Intense worry over her twin was the only feasible explanation, so I rushed to set her mind at ease. “He’s stopped bleeding and his vitals are steady. Yes, your brother’s hurt and he’s exhausted, but he’s going to be fine.”
I glanced at Hunter, asking him without words to release my pack mate from his grasp. The uber-alpha raised one eyebrow, clearly convinced that Ginger would simply transform back into the blazing ball of fury that had pushed apart our lip-lock if she wasn’t imprisoned by his iron grip. Still, he obeyed, unhanding the young woman and taking two long steps backwards as if putting s
pace between himself and a rabid skunk recently released from a live trap.
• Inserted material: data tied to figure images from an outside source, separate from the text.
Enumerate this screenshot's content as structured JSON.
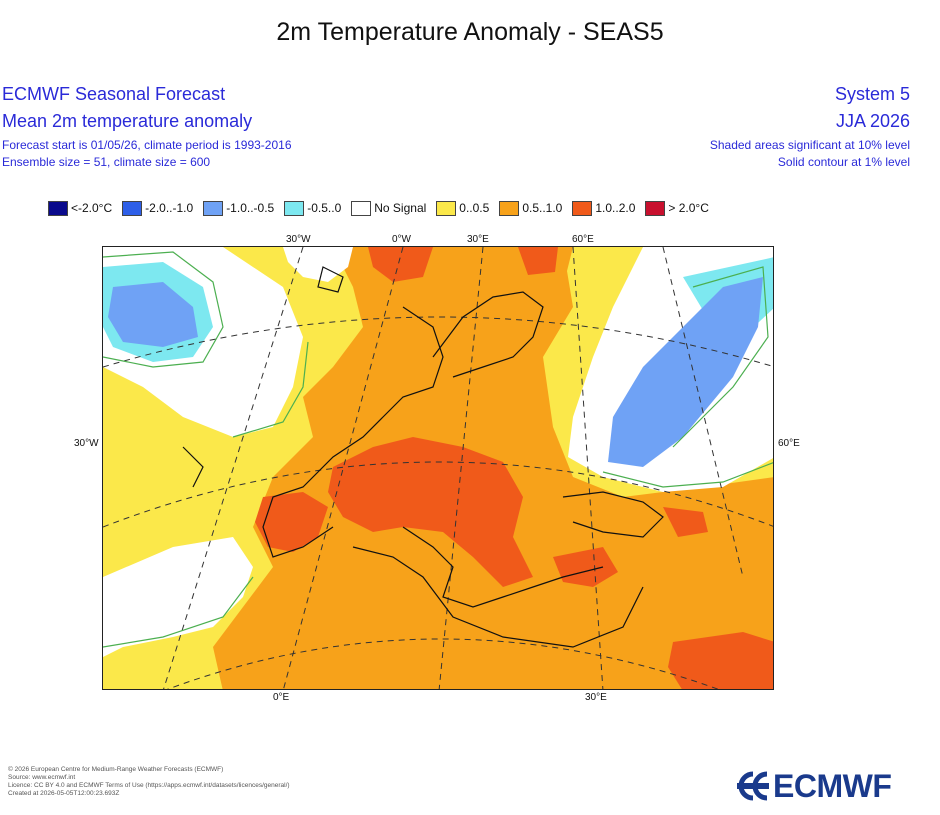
{
  "title": "2m Temperature Anomaly - SEAS5",
  "header": {
    "left_line1": "ECMWF Seasonal Forecast",
    "left_line2": "Mean 2m temperature anomaly",
    "left_line3": "Forecast start is 01/05/26, climate period is 1993-2016",
    "left_line4": "Ensemble size = 51, climate size = 600",
    "right_line1": "System 5",
    "right_line2": "JJA 2026",
    "right_line3": "Shaded areas significant at 10% level",
    "right_line4": "Solid contour at 1% level"
  },
  "legend": [
    {
      "label": "<-2.0°C",
      "color": "#0a0a8c"
    },
    {
      "label": "-2.0..-1.0",
      "color": "#2e5fe8"
    },
    {
      "label": "-1.0..-0.5",
      "color": "#6fa2f5"
    },
    {
      "label": "-0.5..0",
      "color": "#7de8f0"
    },
    {
      "label": "No Signal",
      "color": "#ffffff"
    },
    {
      "label": "0..0.5",
      "color": "#fbe84a"
    },
    {
      "label": "0.5..1.0",
      "color": "#f7a21a"
    },
    {
      "label": "1.0..2.0",
      "color": "#f05a1a"
    },
    {
      "label": "> 2.0°C",
      "color": "#c8102e"
    }
  ],
  "axis_labels": {
    "top": [
      "30°W",
      "0°W",
      "30°E",
      "60°E"
    ],
    "bottom": [
      "0°E",
      "30°E"
    ],
    "left": "30°W",
    "right": "60°E"
  },
  "footer": [
    "© 2026 European Centre for Medium-Range Weather Forecasts (ECMWF)",
    "Source: www.ecmwf.int",
    "Licence: CC BY 4.0 and ECMWF Terms of Use (https://apps.ecmwf.int/datasets/licences/general/)",
    "Created at 2026-05-05T12:00:23.693Z"
  ],
  "logo_text": "ECMWF"
}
Ginger immediately dropped to her knees beside her brother, her fingers frantically pushing through the matted fur around his lupine throat until she, presumably, found a pulse. I only then realized that Cinnamon’s earlier whining had stilled some time ago, meaning that he had, indeed, looked dead when his sister came on the scene. No wonder a single tear dripped down Ginger’s cheek before she angrily dashed it away.
With Cinnamon’s vitality confirmed, I thought we were out of the figurative woods. But when the trouble twin rose to her feet once again, her ire was aimed directly at me. “So that’s your solution? At the first hint of adversity, you’re ready to throw away our hard-earned independence and go to him for assistance?”
I wrinkled my brow in confusion. Yes, I’d been thinking about asking Hunter for help in finding Lia, but I hadn’t actually voiced my thoughts. Leave it to Ginger to assume that an uncontrollable kiss had instead been a calculated ploy to bring a reluctant ally over to our team.
“Calm down,” I told my angry pack mate. Then, glancing in the uber-alpha’s direction to see how he’d take my reply, I added: “We’re not throwing away any of our independence, but Hunter is the obvious solution to finding Lia. He’s already been on the trail of the SSS for a while now and he’s strong....”
To my relief, Hunter nodded as if agreeing to lend his support to our upcoming adventure. Ginger was less complacent, though.
“He’s strong,” the trouble twin spat back. “Is that all that matters to you? I’m strong. You’re strong...or would be if you didn’t keep your wolf on such a tight leash. You and I have been doing fine leading our group together and we’ll do even better now that you’ve finally figured out the pack bond. We don’t need a bloodling to step between us.”